A mi madre le dijeron que no me podía dar teta porque solo tenía calostro. Le dijeron que no tenía leche y se lo creyó. No tuvo opción.
Que no sabía parir y que los médicos lo harían todo por ella. La anestesiaron por completo para poder “ir a por faena”.
Se despertó en una sala de recuperación y yo no estaba con ella. Durante horas estuvo sola… esperando.
Cuando la bajaron a la habitación no se pudo hacer cargo de mí. Las enfermeras me llevaban y me traían, me lavaban, me cuidaban, me alimentaban ellas.
Estaba deseando irse a su casa para poder hacer lo que quisiera.
Crecí escuchando el relato de mi parto y el de mi hermana, muy parecido al mío propio. Nunca fue algo que se dijera explícitamente, pero aprendí el miedo a que me tocaran en el parto. Un miedo tangible y real. Mi hermana sufrió las consecuencias de un parto medicalizado en su propia piel.
Ella fue la que se llevó la peor parte, la de un sistema sanitario invasivo y iatrogénico, y un sistema educativo implacable y competitivo.
Le dijeron que los niños tienen que crecer con disciplina y el castigo físico es importante. Que un cachete es una buena manera de aprender. Pero sólo una vez recuerdo que lo hiciera y en un momento en el que perdió los nervios. Nunca más.
Que todos los niños tenían que aprender igual, que todos tenían que poner codos y ser disciplinados.

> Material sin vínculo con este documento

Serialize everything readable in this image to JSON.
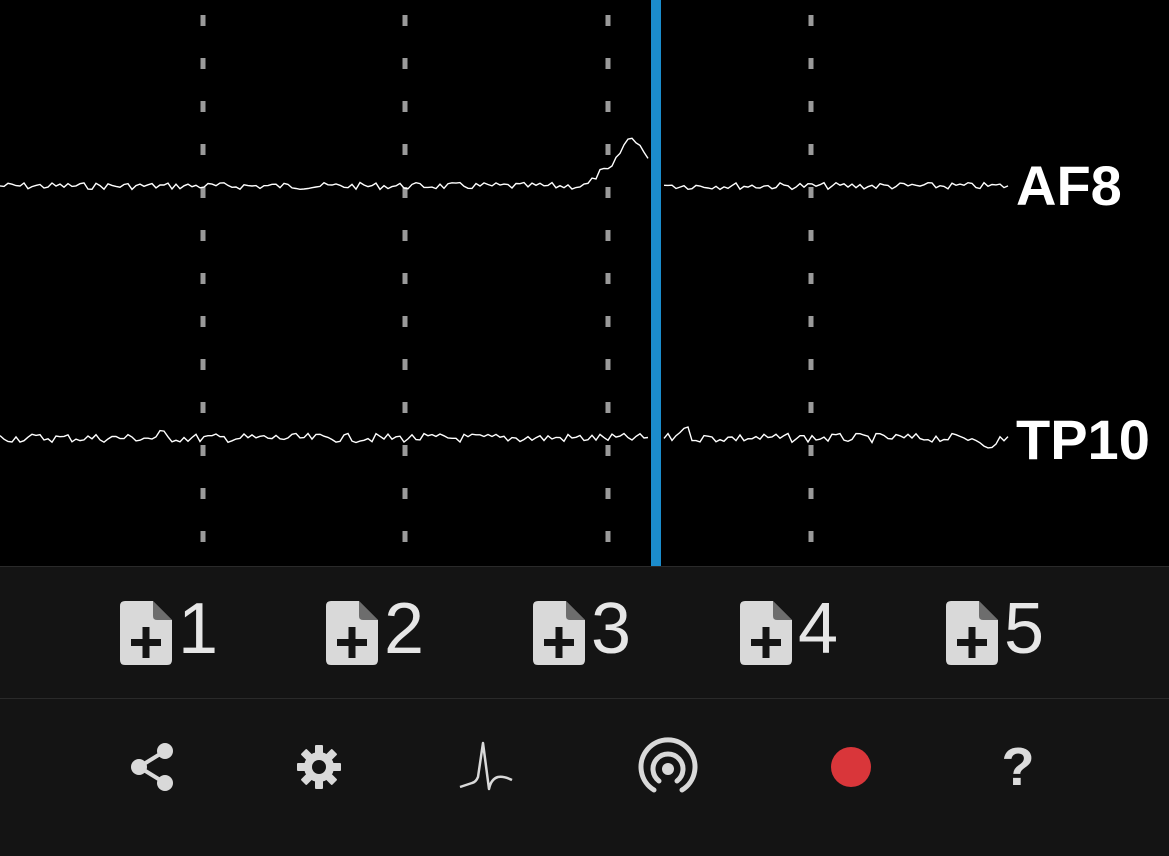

Pero ella sacó a mi hermana de ese sistema educativo en cuanto pudo. Ella sabía que mi hermana aprendía de forma diferente, pero a nadie parecía importarle lo que ella pensara.

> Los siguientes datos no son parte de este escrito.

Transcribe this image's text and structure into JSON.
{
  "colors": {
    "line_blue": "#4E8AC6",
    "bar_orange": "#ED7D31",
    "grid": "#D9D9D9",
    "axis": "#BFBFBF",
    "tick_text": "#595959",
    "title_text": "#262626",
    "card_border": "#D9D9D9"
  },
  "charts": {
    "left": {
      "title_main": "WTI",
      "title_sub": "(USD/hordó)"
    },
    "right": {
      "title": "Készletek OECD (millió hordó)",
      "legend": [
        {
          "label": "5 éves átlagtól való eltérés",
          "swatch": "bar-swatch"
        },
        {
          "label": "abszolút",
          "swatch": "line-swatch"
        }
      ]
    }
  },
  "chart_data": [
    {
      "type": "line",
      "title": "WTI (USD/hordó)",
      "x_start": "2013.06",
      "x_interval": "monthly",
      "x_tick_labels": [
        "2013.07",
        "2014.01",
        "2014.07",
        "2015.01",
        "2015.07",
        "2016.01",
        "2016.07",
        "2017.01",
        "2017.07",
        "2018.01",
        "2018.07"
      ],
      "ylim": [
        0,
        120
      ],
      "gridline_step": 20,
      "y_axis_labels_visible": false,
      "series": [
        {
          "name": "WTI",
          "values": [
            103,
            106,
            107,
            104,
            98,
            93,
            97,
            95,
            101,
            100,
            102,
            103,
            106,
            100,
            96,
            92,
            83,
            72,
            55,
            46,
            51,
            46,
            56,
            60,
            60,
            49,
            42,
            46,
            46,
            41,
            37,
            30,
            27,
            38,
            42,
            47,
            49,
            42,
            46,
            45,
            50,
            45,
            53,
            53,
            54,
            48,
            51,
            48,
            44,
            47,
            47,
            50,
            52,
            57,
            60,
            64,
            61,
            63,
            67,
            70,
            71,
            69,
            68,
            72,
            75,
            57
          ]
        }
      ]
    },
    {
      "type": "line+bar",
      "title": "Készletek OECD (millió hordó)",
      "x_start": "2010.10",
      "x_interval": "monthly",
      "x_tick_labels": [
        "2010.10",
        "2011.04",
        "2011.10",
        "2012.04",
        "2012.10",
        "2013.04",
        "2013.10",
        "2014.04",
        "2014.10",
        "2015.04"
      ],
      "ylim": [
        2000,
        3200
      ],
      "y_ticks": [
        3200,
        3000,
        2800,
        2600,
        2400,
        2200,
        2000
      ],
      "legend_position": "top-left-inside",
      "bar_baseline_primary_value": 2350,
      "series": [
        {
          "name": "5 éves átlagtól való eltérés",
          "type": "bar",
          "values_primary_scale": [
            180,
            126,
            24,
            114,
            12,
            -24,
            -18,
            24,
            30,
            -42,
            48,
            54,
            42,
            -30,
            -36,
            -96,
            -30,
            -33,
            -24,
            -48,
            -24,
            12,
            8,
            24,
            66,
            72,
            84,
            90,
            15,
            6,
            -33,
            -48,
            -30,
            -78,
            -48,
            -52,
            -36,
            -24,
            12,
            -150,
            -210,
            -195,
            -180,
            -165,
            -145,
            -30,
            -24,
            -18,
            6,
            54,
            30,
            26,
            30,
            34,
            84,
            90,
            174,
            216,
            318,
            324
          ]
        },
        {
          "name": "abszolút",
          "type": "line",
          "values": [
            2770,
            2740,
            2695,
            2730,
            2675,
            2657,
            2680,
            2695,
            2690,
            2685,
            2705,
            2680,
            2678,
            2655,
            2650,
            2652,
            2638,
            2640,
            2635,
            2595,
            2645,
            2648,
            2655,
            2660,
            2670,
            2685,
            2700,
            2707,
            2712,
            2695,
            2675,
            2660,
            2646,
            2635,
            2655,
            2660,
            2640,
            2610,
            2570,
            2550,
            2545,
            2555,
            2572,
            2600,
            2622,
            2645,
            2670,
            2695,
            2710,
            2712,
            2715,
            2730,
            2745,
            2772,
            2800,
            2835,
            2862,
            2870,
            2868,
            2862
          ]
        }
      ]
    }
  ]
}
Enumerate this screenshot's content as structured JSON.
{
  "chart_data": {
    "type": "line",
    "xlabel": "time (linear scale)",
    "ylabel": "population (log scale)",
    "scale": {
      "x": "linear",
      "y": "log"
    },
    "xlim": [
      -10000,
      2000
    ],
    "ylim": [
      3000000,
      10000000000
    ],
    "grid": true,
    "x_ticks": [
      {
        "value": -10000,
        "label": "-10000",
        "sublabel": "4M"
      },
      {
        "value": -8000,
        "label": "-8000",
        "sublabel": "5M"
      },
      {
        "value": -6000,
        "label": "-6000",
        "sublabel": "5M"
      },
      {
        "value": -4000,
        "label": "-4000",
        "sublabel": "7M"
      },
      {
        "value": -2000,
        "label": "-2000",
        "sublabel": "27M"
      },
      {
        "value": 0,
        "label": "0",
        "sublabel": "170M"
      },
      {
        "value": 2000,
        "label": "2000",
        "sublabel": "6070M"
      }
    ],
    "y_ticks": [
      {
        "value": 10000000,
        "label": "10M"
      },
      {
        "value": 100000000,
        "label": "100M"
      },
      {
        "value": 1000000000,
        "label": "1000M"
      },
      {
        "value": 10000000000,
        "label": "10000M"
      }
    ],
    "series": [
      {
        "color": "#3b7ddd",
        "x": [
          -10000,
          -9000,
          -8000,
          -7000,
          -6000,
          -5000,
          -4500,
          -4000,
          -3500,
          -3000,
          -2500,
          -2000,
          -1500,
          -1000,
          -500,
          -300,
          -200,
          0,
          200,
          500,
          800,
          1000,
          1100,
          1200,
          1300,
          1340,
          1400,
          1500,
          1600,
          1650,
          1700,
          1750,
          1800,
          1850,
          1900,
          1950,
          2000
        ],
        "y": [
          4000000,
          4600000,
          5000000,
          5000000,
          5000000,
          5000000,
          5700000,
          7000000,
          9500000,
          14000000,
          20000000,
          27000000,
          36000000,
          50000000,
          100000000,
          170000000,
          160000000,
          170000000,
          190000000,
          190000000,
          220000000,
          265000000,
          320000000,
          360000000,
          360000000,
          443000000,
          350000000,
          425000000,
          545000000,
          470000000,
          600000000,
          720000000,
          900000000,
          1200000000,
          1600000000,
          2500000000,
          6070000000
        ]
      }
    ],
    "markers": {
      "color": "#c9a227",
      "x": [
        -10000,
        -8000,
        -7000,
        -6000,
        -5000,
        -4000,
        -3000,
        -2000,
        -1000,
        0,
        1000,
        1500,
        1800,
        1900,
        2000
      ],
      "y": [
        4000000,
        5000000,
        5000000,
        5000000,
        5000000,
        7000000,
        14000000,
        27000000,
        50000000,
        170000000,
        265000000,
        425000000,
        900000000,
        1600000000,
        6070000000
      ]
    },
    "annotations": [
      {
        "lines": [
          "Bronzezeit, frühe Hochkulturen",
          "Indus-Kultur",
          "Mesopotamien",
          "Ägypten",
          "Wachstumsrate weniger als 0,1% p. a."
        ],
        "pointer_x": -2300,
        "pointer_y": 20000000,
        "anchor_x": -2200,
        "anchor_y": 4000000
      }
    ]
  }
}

El relato del parto de mi hermana me ha perseguido siempre. Los problemas en la escuela y la exclusión social. Por ellas dos, mi madre y mi hermana, yo parí dos veces sin anestesia y sin intervenciones.
Mi madre fue madre en una época en la que se daba por hecho que tenía que quedarse en casa y que no podía trabajar. No tuvo opción. Se quedó en casa, pero trabajó cosiendo puños y cuellos de camisa en una máquina de coser que estaba en el comedor.

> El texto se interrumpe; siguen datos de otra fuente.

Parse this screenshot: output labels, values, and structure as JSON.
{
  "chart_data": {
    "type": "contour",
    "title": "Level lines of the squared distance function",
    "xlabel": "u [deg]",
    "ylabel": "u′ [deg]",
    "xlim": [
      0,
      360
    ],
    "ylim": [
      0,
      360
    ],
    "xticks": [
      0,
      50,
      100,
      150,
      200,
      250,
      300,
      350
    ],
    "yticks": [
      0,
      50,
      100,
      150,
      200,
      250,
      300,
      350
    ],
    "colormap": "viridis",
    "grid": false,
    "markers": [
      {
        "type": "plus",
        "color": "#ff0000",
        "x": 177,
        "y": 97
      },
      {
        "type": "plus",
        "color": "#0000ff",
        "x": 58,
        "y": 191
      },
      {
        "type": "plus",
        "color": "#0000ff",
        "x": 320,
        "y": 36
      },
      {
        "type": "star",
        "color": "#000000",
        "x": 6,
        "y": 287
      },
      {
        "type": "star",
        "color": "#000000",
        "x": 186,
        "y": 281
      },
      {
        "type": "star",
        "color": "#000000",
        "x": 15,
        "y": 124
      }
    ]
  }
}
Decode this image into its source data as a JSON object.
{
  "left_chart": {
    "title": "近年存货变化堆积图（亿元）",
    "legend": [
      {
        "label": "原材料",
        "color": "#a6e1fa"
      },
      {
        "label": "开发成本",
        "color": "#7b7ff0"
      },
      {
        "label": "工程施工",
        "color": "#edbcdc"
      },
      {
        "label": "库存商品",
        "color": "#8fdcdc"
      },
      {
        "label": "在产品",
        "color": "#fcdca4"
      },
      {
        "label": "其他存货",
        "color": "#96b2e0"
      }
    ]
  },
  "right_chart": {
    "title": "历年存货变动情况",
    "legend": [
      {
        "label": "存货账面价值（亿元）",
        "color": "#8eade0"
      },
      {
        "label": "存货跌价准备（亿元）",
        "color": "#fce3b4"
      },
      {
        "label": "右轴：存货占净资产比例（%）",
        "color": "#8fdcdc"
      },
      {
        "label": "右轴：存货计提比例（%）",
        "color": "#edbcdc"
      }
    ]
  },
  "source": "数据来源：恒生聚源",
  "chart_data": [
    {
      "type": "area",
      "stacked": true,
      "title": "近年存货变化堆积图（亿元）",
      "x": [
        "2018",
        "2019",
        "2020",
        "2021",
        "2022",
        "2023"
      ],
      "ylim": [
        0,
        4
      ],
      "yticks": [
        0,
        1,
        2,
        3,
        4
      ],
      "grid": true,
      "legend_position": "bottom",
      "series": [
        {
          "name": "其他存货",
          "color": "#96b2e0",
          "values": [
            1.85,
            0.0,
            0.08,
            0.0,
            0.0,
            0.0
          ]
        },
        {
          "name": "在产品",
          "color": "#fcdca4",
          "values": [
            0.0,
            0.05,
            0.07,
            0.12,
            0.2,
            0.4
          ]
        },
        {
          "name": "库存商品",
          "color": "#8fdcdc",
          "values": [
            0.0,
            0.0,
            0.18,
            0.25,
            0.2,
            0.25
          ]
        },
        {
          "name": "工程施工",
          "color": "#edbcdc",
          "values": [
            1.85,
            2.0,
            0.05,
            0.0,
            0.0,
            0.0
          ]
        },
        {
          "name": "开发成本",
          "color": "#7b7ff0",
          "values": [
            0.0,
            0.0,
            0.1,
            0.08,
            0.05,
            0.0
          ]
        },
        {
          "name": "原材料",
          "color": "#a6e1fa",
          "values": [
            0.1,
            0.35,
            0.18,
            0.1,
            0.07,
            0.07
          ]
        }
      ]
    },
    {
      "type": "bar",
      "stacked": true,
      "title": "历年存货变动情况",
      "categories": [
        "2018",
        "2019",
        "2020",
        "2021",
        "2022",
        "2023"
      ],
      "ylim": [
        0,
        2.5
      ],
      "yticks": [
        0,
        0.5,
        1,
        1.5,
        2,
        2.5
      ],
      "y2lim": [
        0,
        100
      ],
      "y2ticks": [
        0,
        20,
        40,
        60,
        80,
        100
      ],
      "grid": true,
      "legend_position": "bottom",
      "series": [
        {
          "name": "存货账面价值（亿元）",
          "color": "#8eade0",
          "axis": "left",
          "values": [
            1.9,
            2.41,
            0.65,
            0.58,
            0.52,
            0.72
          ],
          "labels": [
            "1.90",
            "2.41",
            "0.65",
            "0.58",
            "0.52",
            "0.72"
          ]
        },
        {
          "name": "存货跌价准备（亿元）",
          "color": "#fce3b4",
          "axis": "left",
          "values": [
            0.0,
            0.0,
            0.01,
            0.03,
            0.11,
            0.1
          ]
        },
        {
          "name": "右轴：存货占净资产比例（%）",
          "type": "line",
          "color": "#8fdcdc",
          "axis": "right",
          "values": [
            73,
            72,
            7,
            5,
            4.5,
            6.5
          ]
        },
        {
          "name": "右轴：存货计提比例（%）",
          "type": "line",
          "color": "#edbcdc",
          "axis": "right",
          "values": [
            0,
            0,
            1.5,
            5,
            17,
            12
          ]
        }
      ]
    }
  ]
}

“Nunca dependas económicamente de un hombre” me dijo.
A mi madre le dijeron que no podía estudiar. Y cuando mi padre tuvo que cerrar la empresa empezó a estudiar para ser trabajadora familiar y se sacó el título. Luego el de técnico de atención sociosanitaria. Y cursos y más cursos. Y trabajó hasta que se jubiló.
Ella estuvo siempre ahí, en la sombra, atenta a todo lo que pasaba. Y haciendo lo que le daba la gana, de forma sutil y silenciosa. Sin que se notara demasiado.
Recuerdo como me animaba a estudiar, a tener una profesión.
Durante la carrera de Derecho ella escuchaba mis argumentos y contraargumentos analizando sentencias y leyes. Debatía conmigo y me daba la vuelta obligándome a seguir buscando y aprendiendo.
“Nunca des nada por sentado”.
Acabé la carrera y me casé. O me casé y acabé la carrera, más bien. Nunca ejercí como abogada, pero nunca he dejado de trabajar. Hasta que llegó el diagnóstico de mi hijo.
Entonces fue cuando me di cuenta de todo el sufrimiento por el que tenía que haber pasado mi madre.
Tratando de dar alas a una hija que podía volar y de proteger a una hija a la que el mundo ponía todo tipo de trabas para hacerlo.
A mi madre…y a todas las madres que fueron madres sin opciones, a las que se rebelaron en la sombra y a las que tuvieron que acatar. A todas ellas, gracias.